И вновь игла в руке!
И снова свадебный наряд
Я шью для тех же плеч.
Судьба забыть мне не велит
Печали юных дней моих.
 
   Когда она прислала великолепно сшитый свадебный наряд, мать Митиери пришла в восхищение, и сам он тоже остался очень доволен искусством своей жены.
   Встретившись с куродо, он сказал:
   – Говорят, что у вас есть любимая супруга, но мне давно хотелось завязать с вами узы тесной дружбы, и потому я все же упросил моих родителей отдать за вас замуж мою младшую сестру. Прошу вас любить ее наравне с вашей первой женой.
   – Ах, не говорите так! Если бы вы видели мою жену, то поняли бы меня. Отныне я даже писем посылать ей не буду. Теперь, когда я слышал от вас, как сильно вы желаете моего брака с вашей сестрой, я во всем на вас полагаюсь, – стал уверять куродо и с этой поры перестал даже вспоминать о Саннокими. Зачем ему было ходить к ней, когда в доме своего нового тестя он нашел и лучший прием, и лучшую жену?
   Китаноката точно обезумела, злоба так душила ее, что ей даже кусок в горло не шел.
   Между тем Сенагон, служившая в доме отца Отикубо, услышала, что во дворце Нидзедоно приняли в свиту госпожи много прислужниц и что господа очень к ним добры. Нимало не догадываясь о том, кто такая на самом деле госпожа Нидзедоно, она явилась к ней, заручившись покровительством одной фрейлины по имени Бэннокйми.
   Когда Отикубо увидела сквозь плетеный занавес, кто пришел к ней, она обрадовалась.
   – А я-то ожидала увидеть совсем другую, незнакомую мне женщину. Не думайте, что я забыла о вашей прошлой доброте ко мне, но мне приходится опасаться людской молвы, и потому только я не подавала вам до сих пор вестей о себе. Как я рада вашему приходу! Скорей идите сюда!
   Сенагон растерялась от неожиданности. Веер, которым она до той поры церемонно закрывала свое лицо, выпал у нее из рук. Ей казалось, что она спит и видит сон.

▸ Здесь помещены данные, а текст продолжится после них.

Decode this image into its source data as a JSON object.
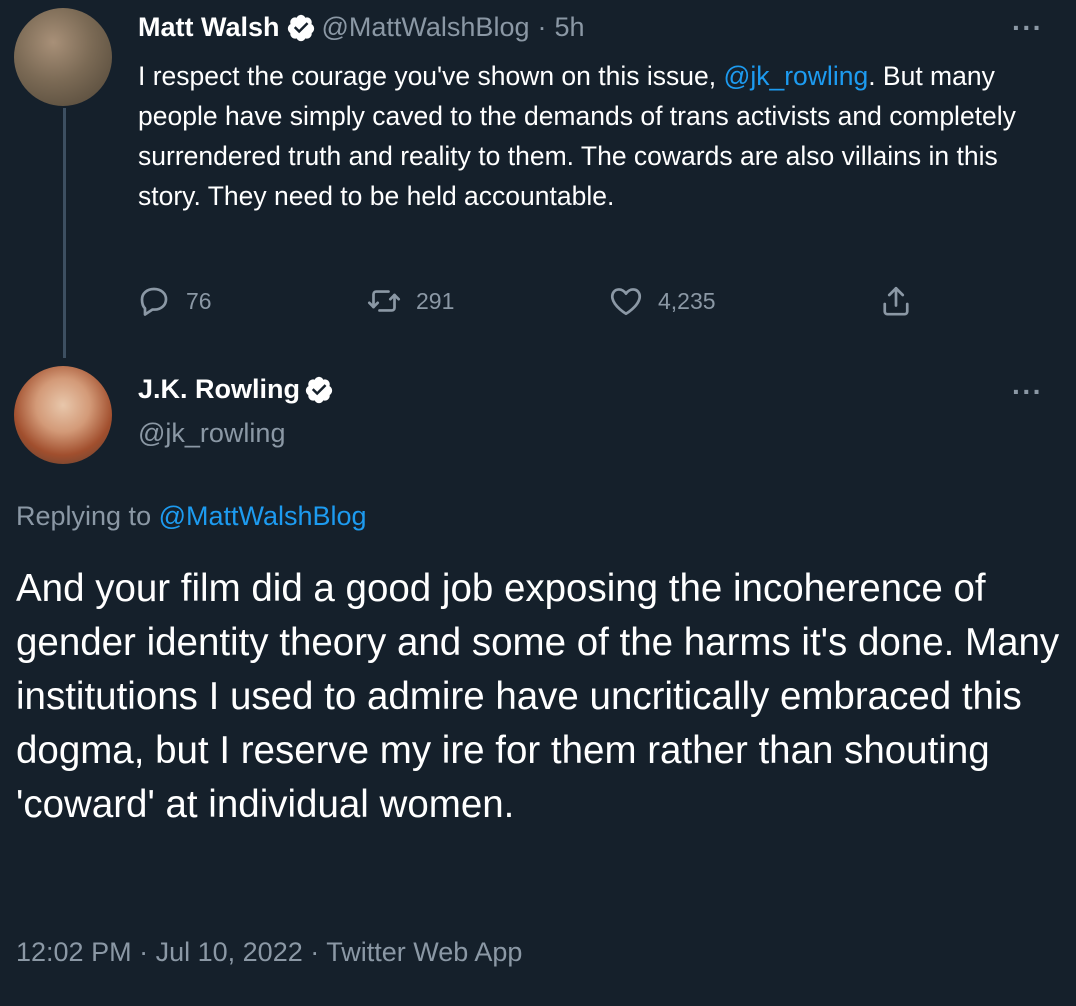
{
  "tweet1": {
    "name": "Matt Walsh",
    "handle": "@MattWalshBlog",
    "separator": "·",
    "time": "5h",
    "text_before_mention": "I respect the courage you've shown on this issue, ",
    "mention": "@jk_rowling",
    "text_after_mention": ". But many people have simply caved to the demands of trans activists and completely surrendered truth and reality to them. The cowards are also villains in this story. They need to be held accountable.",
    "more_label": "···",
    "actions": {
      "replies": "76",
      "retweets": "291",
      "likes": "4,235"
    }
  },
  "tweet2": {
    "name": "J.K. Rowling",
    "handle": "@jk_rowling",
    "more_label": "···",
    "replying_prefix": "Replying to ",
    "replying_handle": "@MattWalshBlog",
    "text": "And your film did a good job exposing the incoherence of gender identity theory and some of the harms it's done. Many institutions I used to admire have uncritically embraced this dogma, but I reserve my ire for them rather than shouting 'coward' at individual women.",
    "time": "12:02 PM",
    "date": "Jul 10, 2022",
    "source": "Twitter Web App",
    "meta_separator": "·"
  },
  "icons": {
    "reply": "reply-icon",
    "retweet": "retweet-icon",
    "like": "heart-icon",
    "share": "share-icon",
    "verified": "verified-badge-icon"
  },
  "colors": {
    "background": "#15202b",
    "text": "#ffffff",
    "secondary": "#8b98a5",
    "link": "#1d9bf0",
    "thread_line": "#3d4f61"
  }
}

   – Чей это голос? Кто говорит со мной? – спросила Сенагон у Акоги.
   – Неужели вы так и не догадались, увидев здесь меня? – ответила Акоги. – Госпожу мою раньше звали Отикубо. Я так рада, так рада, что вижу вас! Тут нет никого из моих старинных приятельниц, и я еще чувствую себя, как в чужом доме.
   Сенагон наконец пришла в себя.
   – Ах, какая радость! Какое счастье! Так вот, значит, где скрывалась наша молодая госпожа! А я-то все о ней печалилась, из головы она у меня не выходила! Видно, сам милостивый Будда привел ее сюда!
   Просияв от радости, Сенагон поспешила к молодой госпоже Нидзедоно. Но невольно перед ее глазами встал образ прежней Отикубо, гонимой, заточенной в четырех стенах мрачной каморки.
   Теперь Отикубо нелегко было узнать: она выглядела совсем взрослой и расцвела новой красотой.
   «Поистине ее посетило неслыханное счастье!» – подумала Сенагон.
   Шурша шелками своих летних одежд, прислужницы Отикубо – числом больше десяти – оживленно разговаривали между собой. Это была прелестная картина!
   Но скоро среди них послышался ропот:
   – Не успела эта женщина прийти, как уже была принята госпожой. С нами было не так.
   – Верно. Но у нее особые заслуги! – улыбнулась Отикубо. Как она была прекрасна! Прекраснее своих сестер, родители которых всю душу вложили в их воспитание.
   «Не мудрено, что она поднялась выше них», – думала Сенагон. Пока ее слушали чужие уши, она говорила только обычные слова радости по поводу свидания после долгой разлуки, но когда в комнате не осталось посторонних, Принялась рассказывать обо всем, что случилось в доме Тюнагона после бегства Отикубо.
   Акоги покатывалась со смеху, слушая рассказ о том, какая перепалка произошла на другое утро между мачехой и тэнъяку-но сукэ.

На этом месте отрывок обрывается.